If you want to automatically rotate secrets, here are the steps we suggest:
- Inventory your secrets - Search through code and systems involved in the software development lifecycle to identify existing plaintext credentials, gathering as much information as possible about each.
- Standardize your secrets management - Accounting for all known secrets through a centralized vault platform.
- Document all the permissions set for your secrets - Develop a process to document each permission every new credential is granted. This is critical for replacing a secret without widening the scope.
- Develop a communication plan in case something goes wrong - You and your enterprise do not want to be surprised by an unannounced system change that causes an outage. Make sure you have a communication plan in place and raise awareness that you are automating this element of DevOps.
- Make sure your applications account for automated credential swapping - Rearchitect any applications that rely on a push model and any that do not have failover for credentials in place. Ideally, credentials should be pulled in as needed, existing there for only the time needed in the application's memory.
- Get internal agreement on codebase cleanup and maintenance - While it is possible to remove the secret from your Git history locally, the process to remove it from a shared codebase is much more complex.
How GitGuardian can help
We have worked with thousands of developers at some of the largest companies on Earth to mature their secrets and security practices and reach a point where they can safely automate any and all secrets at scale.
The GitGuardian Secrets Detection platform is legendary for helping people discover their plaintext credentials throughout their codebases, project management tools, communication platforms, and other sources. Working with secret managers like CyberArk's Conjur, we can help you make sure the secrets you expect to be exclusively stored in your vault are there and only there.
We have also released the Beta version of our Secret Analyzer, which can show you scoped permissions for a select few of the most common API keys used to manage projects at scale. Many more will be supported soon, making the permissions problem as painless as possible, freeing your developers from being eternally on the hook to remember exactly how each secret was scoped, and giving your team the insight it needs to move at the speed of automation.
The GitGuardian platform is API driven and can trigger the automated communications plan you need when there is an incident, and your remediation process has started. Since you can communicate with GitGuardian from other services via this same API, managing incidents from systems like Jira and ServiceNow helps complete the loop of automation from alert on discovery, to closing the incident once you have finished rotating the secret.
You are not alone on the path to automatic remediation
Hopefully, you can now see why there is no 'automatic remediation' button in GitGuardian and why there is not likely to be one anytime soon.

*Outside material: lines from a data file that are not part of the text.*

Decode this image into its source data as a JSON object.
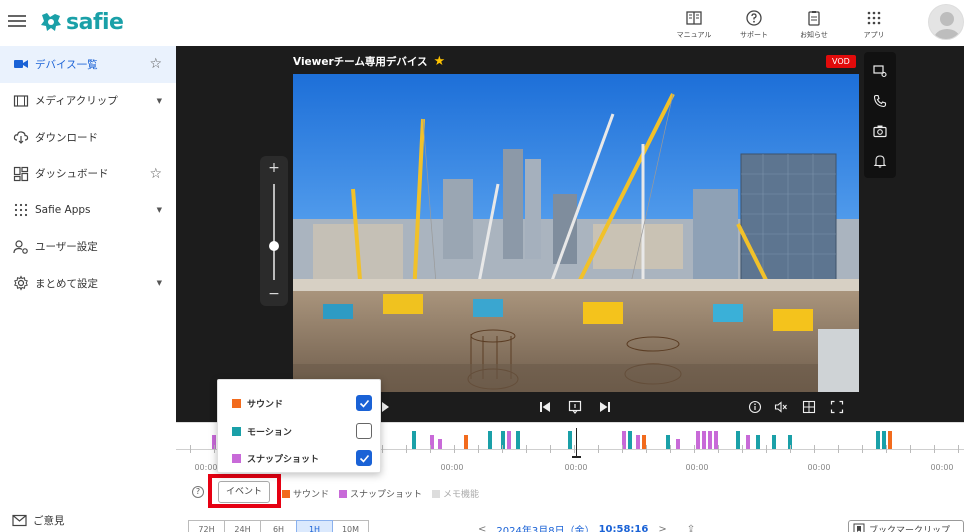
{
  "brand": {
    "name": "safie",
    "color": "#1aa0a8"
  },
  "header": {
    "actions": [
      {
        "id": "manual",
        "label": "マニュアル",
        "icon": "book-icon"
      },
      {
        "id": "support",
        "label": "サポート",
        "icon": "help-circle-icon"
      },
      {
        "id": "notice",
        "label": "お知らせ",
        "icon": "clipboard-icon"
      },
      {
        "id": "apps",
        "label": "アプリ",
        "icon": "grid-dots-icon"
      }
    ]
  },
  "sidebar": {
    "items": [
      {
        "id": "device-list",
        "label": "デバイス一覧",
        "icon": "video-camera-icon",
        "trail": "star",
        "active": true
      },
      {
        "id": "media-clip",
        "label": "メディアクリップ",
        "icon": "film-icon",
        "trail": "caret"
      },
      {
        "id": "download",
        "label": "ダウンロード",
        "icon": "cloud-download-icon",
        "trail": ""
      },
      {
        "id": "dashboard",
        "label": "ダッシュボード",
        "icon": "dashboard-icon",
        "trail": "star"
      },
      {
        "id": "safie-apps",
        "label": "Safie Apps",
        "icon": "dots-grid-icon",
        "trail": "caret"
      },
      {
        "id": "user-settings",
        "label": "ユーザー設定",
        "icon": "user-gear-icon",
        "trail": ""
      },
      {
        "id": "bulk-settings",
        "label": "まとめて設定",
        "icon": "gear-icon",
        "trail": "caret"
      }
    ],
    "feedback_label": "ご意見"
  },
  "player": {
    "device_title": "Viewerチーム専用デバイス",
    "vod_badge": "VOD",
    "zoom_level": 0.35
  },
  "timeline": {
    "tick_labels": [
      "00:00",
      "00:00",
      "00:00",
      "00:00",
      "00:00",
      "00:00"
    ]
  },
  "event_bar": {
    "button_label": "イベント",
    "legend": [
      {
        "label": "サウンド",
        "color": "#f26b1d",
        "muted": false
      },
      {
        "label": "スナップショット",
        "color": "#c86ad8",
        "muted": false
      },
      {
        "label": "メモ機能",
        "color": "#dddddd",
        "muted": true
      }
    ]
  },
  "event_popup": {
    "rows": [
      {
        "label": "サウンド",
        "color": "#f26b1d",
        "checked": true
      },
      {
        "label": "モーション",
        "color": "#1aa0a8",
        "checked": false
      },
      {
        "label": "スナップショット",
        "color": "#c86ad8",
        "checked": true
      }
    ]
  },
  "range_buttons": [
    {
      "label": "72H",
      "active": false
    },
    {
      "label": "24H",
      "active": false
    },
    {
      "label": "6H",
      "active": false
    },
    {
      "label": "1H",
      "active": true
    },
    {
      "label": "10M",
      "active": false
    }
  ],
  "date_nav": {
    "prev": "<",
    "date": "2024年3月8日（金）",
    "time": "10:58:16",
    "next": ">"
  },
  "bookmark": {
    "label": "ブックマークリップ"
  },
  "colors": {
    "accent": "#1a62d6",
    "highlight": "#e60012"
  }
}
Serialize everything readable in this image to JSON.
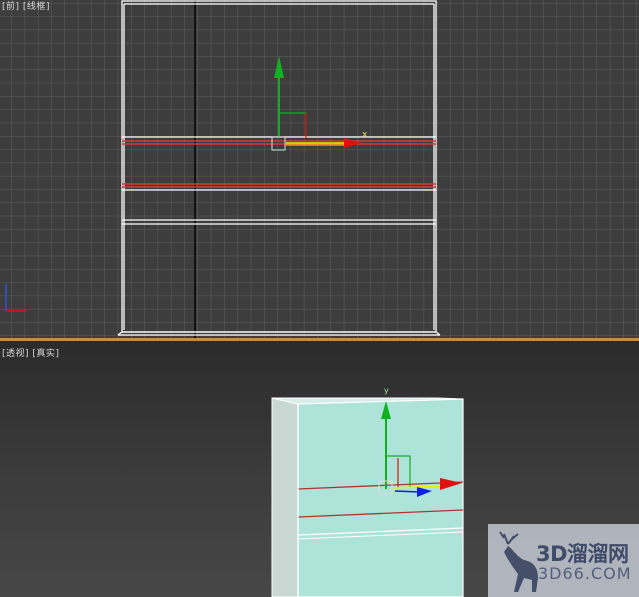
{
  "viewports": {
    "front": {
      "label_parts": [
        "[",
        "前",
        "] [",
        "线框",
        "]"
      ]
    },
    "perspective": {
      "label_parts": [
        "[",
        "透视",
        "] [",
        "真实",
        "]"
      ]
    }
  },
  "gizmo": {
    "x_axis_label": "x",
    "y_axis_label": "y"
  },
  "watermark": {
    "title": "3D溜溜网",
    "domain": "3D66.COM"
  },
  "colors": {
    "grid": "#5e5e5e",
    "wireframe": "#ffffff",
    "highlight_edge": "#d23c3c",
    "x_axis": "#e01010",
    "y_axis": "#10b020",
    "z_axis": "#1020e0",
    "selection_plane": "#f0f000",
    "object_face": "#aee3da",
    "viewport_border": "#caa24a"
  }
}
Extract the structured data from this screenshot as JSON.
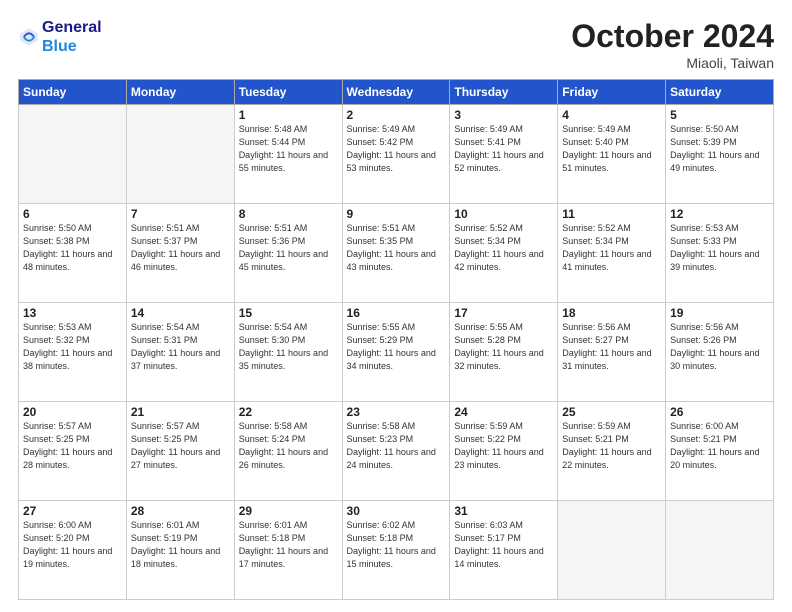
{
  "header": {
    "logo_line1": "General",
    "logo_line2": "Blue",
    "month": "October 2024",
    "location": "Miaoli, Taiwan"
  },
  "weekdays": [
    "Sunday",
    "Monday",
    "Tuesday",
    "Wednesday",
    "Thursday",
    "Friday",
    "Saturday"
  ],
  "weeks": [
    [
      {
        "day": "",
        "empty": true
      },
      {
        "day": "",
        "empty": true
      },
      {
        "day": "1",
        "sunrise": "5:48 AM",
        "sunset": "5:44 PM",
        "daylight": "11 hours and 55 minutes."
      },
      {
        "day": "2",
        "sunrise": "5:49 AM",
        "sunset": "5:42 PM",
        "daylight": "11 hours and 53 minutes."
      },
      {
        "day": "3",
        "sunrise": "5:49 AM",
        "sunset": "5:41 PM",
        "daylight": "11 hours and 52 minutes."
      },
      {
        "day": "4",
        "sunrise": "5:49 AM",
        "sunset": "5:40 PM",
        "daylight": "11 hours and 51 minutes."
      },
      {
        "day": "5",
        "sunrise": "5:50 AM",
        "sunset": "5:39 PM",
        "daylight": "11 hours and 49 minutes."
      }
    ],
    [
      {
        "day": "6",
        "sunrise": "5:50 AM",
        "sunset": "5:38 PM",
        "daylight": "11 hours and 48 minutes."
      },
      {
        "day": "7",
        "sunrise": "5:51 AM",
        "sunset": "5:37 PM",
        "daylight": "11 hours and 46 minutes."
      },
      {
        "day": "8",
        "sunrise": "5:51 AM",
        "sunset": "5:36 PM",
        "daylight": "11 hours and 45 minutes."
      },
      {
        "day": "9",
        "sunrise": "5:51 AM",
        "sunset": "5:35 PM",
        "daylight": "11 hours and 43 minutes."
      },
      {
        "day": "10",
        "sunrise": "5:52 AM",
        "sunset": "5:34 PM",
        "daylight": "11 hours and 42 minutes."
      },
      {
        "day": "11",
        "sunrise": "5:52 AM",
        "sunset": "5:34 PM",
        "daylight": "11 hours and 41 minutes."
      },
      {
        "day": "12",
        "sunrise": "5:53 AM",
        "sunset": "5:33 PM",
        "daylight": "11 hours and 39 minutes."
      }
    ],
    [
      {
        "day": "13",
        "sunrise": "5:53 AM",
        "sunset": "5:32 PM",
        "daylight": "11 hours and 38 minutes."
      },
      {
        "day": "14",
        "sunrise": "5:54 AM",
        "sunset": "5:31 PM",
        "daylight": "11 hours and 37 minutes."
      },
      {
        "day": "15",
        "sunrise": "5:54 AM",
        "sunset": "5:30 PM",
        "daylight": "11 hours and 35 minutes."
      },
      {
        "day": "16",
        "sunrise": "5:55 AM",
        "sunset": "5:29 PM",
        "daylight": "11 hours and 34 minutes."
      },
      {
        "day": "17",
        "sunrise": "5:55 AM",
        "sunset": "5:28 PM",
        "daylight": "11 hours and 32 minutes."
      },
      {
        "day": "18",
        "sunrise": "5:56 AM",
        "sunset": "5:27 PM",
        "daylight": "11 hours and 31 minutes."
      },
      {
        "day": "19",
        "sunrise": "5:56 AM",
        "sunset": "5:26 PM",
        "daylight": "11 hours and 30 minutes."
      }
    ],
    [
      {
        "day": "20",
        "sunrise": "5:57 AM",
        "sunset": "5:25 PM",
        "daylight": "11 hours and 28 minutes."
      },
      {
        "day": "21",
        "sunrise": "5:57 AM",
        "sunset": "5:25 PM",
        "daylight": "11 hours and 27 minutes."
      },
      {
        "day": "22",
        "sunrise": "5:58 AM",
        "sunset": "5:24 PM",
        "daylight": "11 hours and 26 minutes."
      },
      {
        "day": "23",
        "sunrise": "5:58 AM",
        "sunset": "5:23 PM",
        "daylight": "11 hours and 24 minutes."
      },
      {
        "day": "24",
        "sunrise": "5:59 AM",
        "sunset": "5:22 PM",
        "daylight": "11 hours and 23 minutes."
      },
      {
        "day": "25",
        "sunrise": "5:59 AM",
        "sunset": "5:21 PM",
        "daylight": "11 hours and 22 minutes."
      },
      {
        "day": "26",
        "sunrise": "6:00 AM",
        "sunset": "5:21 PM",
        "daylight": "11 hours and 20 minutes."
      }
    ],
    [
      {
        "day": "27",
        "sunrise": "6:00 AM",
        "sunset": "5:20 PM",
        "daylight": "11 hours and 19 minutes."
      },
      {
        "day": "28",
        "sunrise": "6:01 AM",
        "sunset": "5:19 PM",
        "daylight": "11 hours and 18 minutes."
      },
      {
        "day": "29",
        "sunrise": "6:01 AM",
        "sunset": "5:18 PM",
        "daylight": "11 hours and 17 minutes."
      },
      {
        "day": "30",
        "sunrise": "6:02 AM",
        "sunset": "5:18 PM",
        "daylight": "11 hours and 15 minutes."
      },
      {
        "day": "31",
        "sunrise": "6:03 AM",
        "sunset": "5:17 PM",
        "daylight": "11 hours and 14 minutes."
      },
      {
        "day": "",
        "empty": true
      },
      {
        "day": "",
        "empty": true
      }
    ]
  ]
}
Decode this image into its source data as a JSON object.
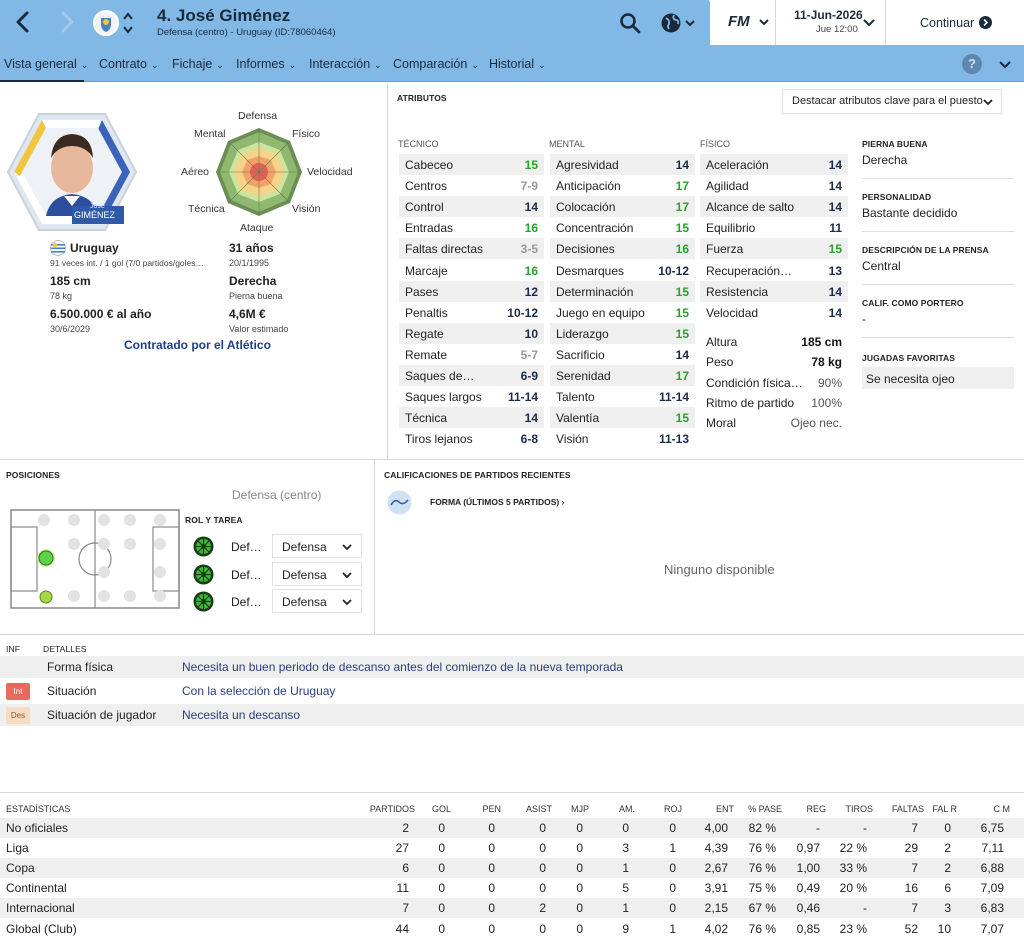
{
  "header": {
    "player_title": "4. José Giménez",
    "player_subtitle": "Defensa (centro) - Uruguay (ID:78060464)",
    "fm_label": "FM",
    "date": "11-Jun-2026",
    "day_time": "Jue 12:00",
    "continue_label": "Continuar"
  },
  "nav": {
    "tabs": [
      "Vista general",
      "Contrato",
      "Fichaje",
      "Informes",
      "Interacción",
      "Comparación",
      "Historial"
    ],
    "help_label": "?"
  },
  "profile": {
    "card_first_name": "José",
    "card_last_name": "GIMÉNEZ",
    "nationality": "Uruguay",
    "caps": "91 veces int. / 1 gol (7/0 partidos/goles…",
    "age": "31 años",
    "dob": "20/1/1995",
    "height": "185 cm",
    "weight": "78 kg",
    "foot": "Derecha",
    "foot_label": "Pierna buena",
    "wage": "6.500.000 € al año",
    "contract_end": "30/6/2029",
    "value": "4,6M €",
    "value_label": "Valor estimado",
    "contracted_by": "Contratado por el Atlético"
  },
  "radar": {
    "labels": [
      "Defensa",
      "Físico",
      "Velocidad",
      "Visión",
      "Ataque",
      "Técnica",
      "Aéreo",
      "Mental"
    ]
  },
  "attributes": {
    "section_title": "ATRIBUTOS",
    "highlight_dropdown": "Destacar atributos clave para el puesto",
    "tecnico_header": "TÉCNICO",
    "mental_header": "MENTAL",
    "fisico_header": "FÍSICO",
    "tecnico": [
      {
        "name": "Cabeceo",
        "value": "15",
        "color": "g"
      },
      {
        "name": "Centros",
        "value": "7-9",
        "color": "gy"
      },
      {
        "name": "Control",
        "value": "14",
        "color": "n"
      },
      {
        "name": "Entradas",
        "value": "16",
        "color": "g"
      },
      {
        "name": "Faltas directas",
        "value": "3-5",
        "color": "gy"
      },
      {
        "name": "Marcaje",
        "value": "16",
        "color": "g"
      },
      {
        "name": "Pases",
        "value": "12",
        "color": "n"
      },
      {
        "name": "Penaltis",
        "value": "10-12",
        "color": "n"
      },
      {
        "name": "Regate",
        "value": "10",
        "color": "n"
      },
      {
        "name": "Remate",
        "value": "5-7",
        "color": "gy"
      },
      {
        "name": "Saques de…",
        "value": "6-9",
        "color": "n"
      },
      {
        "name": "Saques largos",
        "value": "11-14",
        "color": "n"
      },
      {
        "name": "Técnica",
        "value": "14",
        "color": "n"
      },
      {
        "name": "Tiros lejanos",
        "value": "6-8",
        "color": "n"
      }
    ],
    "mental": [
      {
        "name": "Agresividad",
        "value": "14",
        "color": "n"
      },
      {
        "name": "Anticipación",
        "value": "17",
        "color": "g"
      },
      {
        "name": "Colocación",
        "value": "17",
        "color": "g"
      },
      {
        "name": "Concentración",
        "value": "15",
        "color": "g"
      },
      {
        "name": "Decisiones",
        "value": "16",
        "color": "g"
      },
      {
        "name": "Desmarques",
        "value": "10-12",
        "color": "n"
      },
      {
        "name": "Determinación",
        "value": "15",
        "color": "g"
      },
      {
        "name": "Juego en equipo",
        "value": "15",
        "color": "g"
      },
      {
        "name": "Liderazgo",
        "value": "15",
        "color": "g"
      },
      {
        "name": "Sacrificio",
        "value": "14",
        "color": "n"
      },
      {
        "name": "Serenidad",
        "value": "17",
        "color": "g"
      },
      {
        "name": "Talento",
        "value": "11-14",
        "color": "n"
      },
      {
        "name": "Valentía",
        "value": "15",
        "color": "g"
      },
      {
        "name": "Visión",
        "value": "11-13",
        "color": "n"
      }
    ],
    "fisico": [
      {
        "name": "Aceleración",
        "value": "14",
        "color": "n"
      },
      {
        "name": "Agilidad",
        "value": "14",
        "color": "n"
      },
      {
        "name": "Alcance de salto",
        "value": "14",
        "color": "n"
      },
      {
        "name": "Equilibrio",
        "value": "11",
        "color": "n"
      },
      {
        "name": "Fuerza",
        "value": "15",
        "color": "g"
      },
      {
        "name": "Recuperación…",
        "value": "13",
        "color": "n"
      },
      {
        "name": "Resistencia",
        "value": "14",
        "color": "n"
      },
      {
        "name": "Velocidad",
        "value": "14",
        "color": "n"
      }
    ],
    "extra": [
      {
        "name": "Altura",
        "value": "185 cm"
      },
      {
        "name": "Peso",
        "value": "78 kg"
      },
      {
        "name": "Condición física…",
        "value": "90%"
      },
      {
        "name": "Ritmo de partido",
        "value": "100%"
      },
      {
        "name": "Moral",
        "value": "Ojeo nec."
      }
    ]
  },
  "side_info": {
    "foot_title": "PIERNA BUENA",
    "foot_value": "Derecha",
    "personality_title": "PERSONALIDAD",
    "personality_value": "Bastante decidido",
    "press_title": "DESCRIPCIÓN DE LA PRENSA",
    "press_value": "Central",
    "gk_title": "CALIF. COMO PORTERO",
    "gk_value": "-",
    "moves_title": "JUGADAS FAVORITAS",
    "moves_value": "Se necesita ojeo"
  },
  "positions": {
    "title": "POSICIONES",
    "position_label": "Defensa (centro)",
    "role_title": "ROL Y TAREA",
    "roles": [
      {
        "role": "Def…",
        "duty": "Defensa"
      },
      {
        "role": "Def…",
        "duty": "Defensa"
      },
      {
        "role": "Def…",
        "duty": "Defensa"
      }
    ]
  },
  "recent": {
    "title": "CALIFICACIONES DE PARTIDOS RECIENTES",
    "form_label": "FORMA (ÚLTIMOS 5 PARTIDOS)",
    "empty_label": "Ninguno disponible"
  },
  "info": {
    "col_inf": "INF",
    "col_details": "DETALLES",
    "rows": [
      {
        "badge": "",
        "label": "Forma física",
        "detail": "Necesita un buen periodo de descanso antes del comienzo de la nueva temporada"
      },
      {
        "badge": "Int",
        "label": "Situación",
        "detail": "Con la selección de Uruguay"
      },
      {
        "badge": "Des",
        "label": "Situación de jugador",
        "detail": "Necesita un descanso"
      }
    ]
  },
  "stats": {
    "headers": [
      "ESTADÍSTICAS",
      "PARTIDOS",
      "GOL",
      "PEN",
      "ASIST",
      "MJP",
      "AM.",
      "ROJ",
      "ENT",
      "% PASE",
      "REG",
      "TIROS",
      "FALTAS",
      "FAL R",
      "C M"
    ],
    "rows": [
      [
        "No oficiales",
        "2",
        "0",
        "0",
        "0",
        "0",
        "0",
        "0",
        "4,00",
        "82 %",
        "-",
        "-",
        "7",
        "0",
        "6,75"
      ],
      [
        "Liga",
        "27",
        "0",
        "0",
        "0",
        "0",
        "3",
        "1",
        "4,39",
        "76 %",
        "0,97",
        "22 %",
        "29",
        "2",
        "7,11"
      ],
      [
        "Copa",
        "6",
        "0",
        "0",
        "0",
        "0",
        "1",
        "0",
        "2,67",
        "76 %",
        "1,00",
        "33 %",
        "7",
        "2",
        "6,88"
      ],
      [
        "Continental",
        "11",
        "0",
        "0",
        "0",
        "0",
        "5",
        "0",
        "3,91",
        "75 %",
        "0,49",
        "20 %",
        "16",
        "6",
        "7,09"
      ],
      [
        "Internacional",
        "7",
        "0",
        "0",
        "2",
        "0",
        "1",
        "0",
        "2,15",
        "67 %",
        "0,46",
        "-",
        "7",
        "3",
        "6,83"
      ],
      [
        "Global (Club)",
        "44",
        "0",
        "0",
        "0",
        "0",
        "9",
        "1",
        "4,02",
        "76 %",
        "0,85",
        "23 %",
        "52",
        "10",
        "7,07"
      ]
    ]
  }
}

While we can certainly help with many parts of the remediation process, helping you prioritize and streamline steps along the way, a fully automated remediation system requires multiple parts and a lot of planning.
Remediation itself of secrets is fraught with perils. We look forward to the day when every enterprise, no matter how big or small, will reach a level of secrets management maturity to completely automate the remediation process. We will keep making progress and are there for you every step of the way as you work to get secrets sprawl under control and help you automate the parts you can today.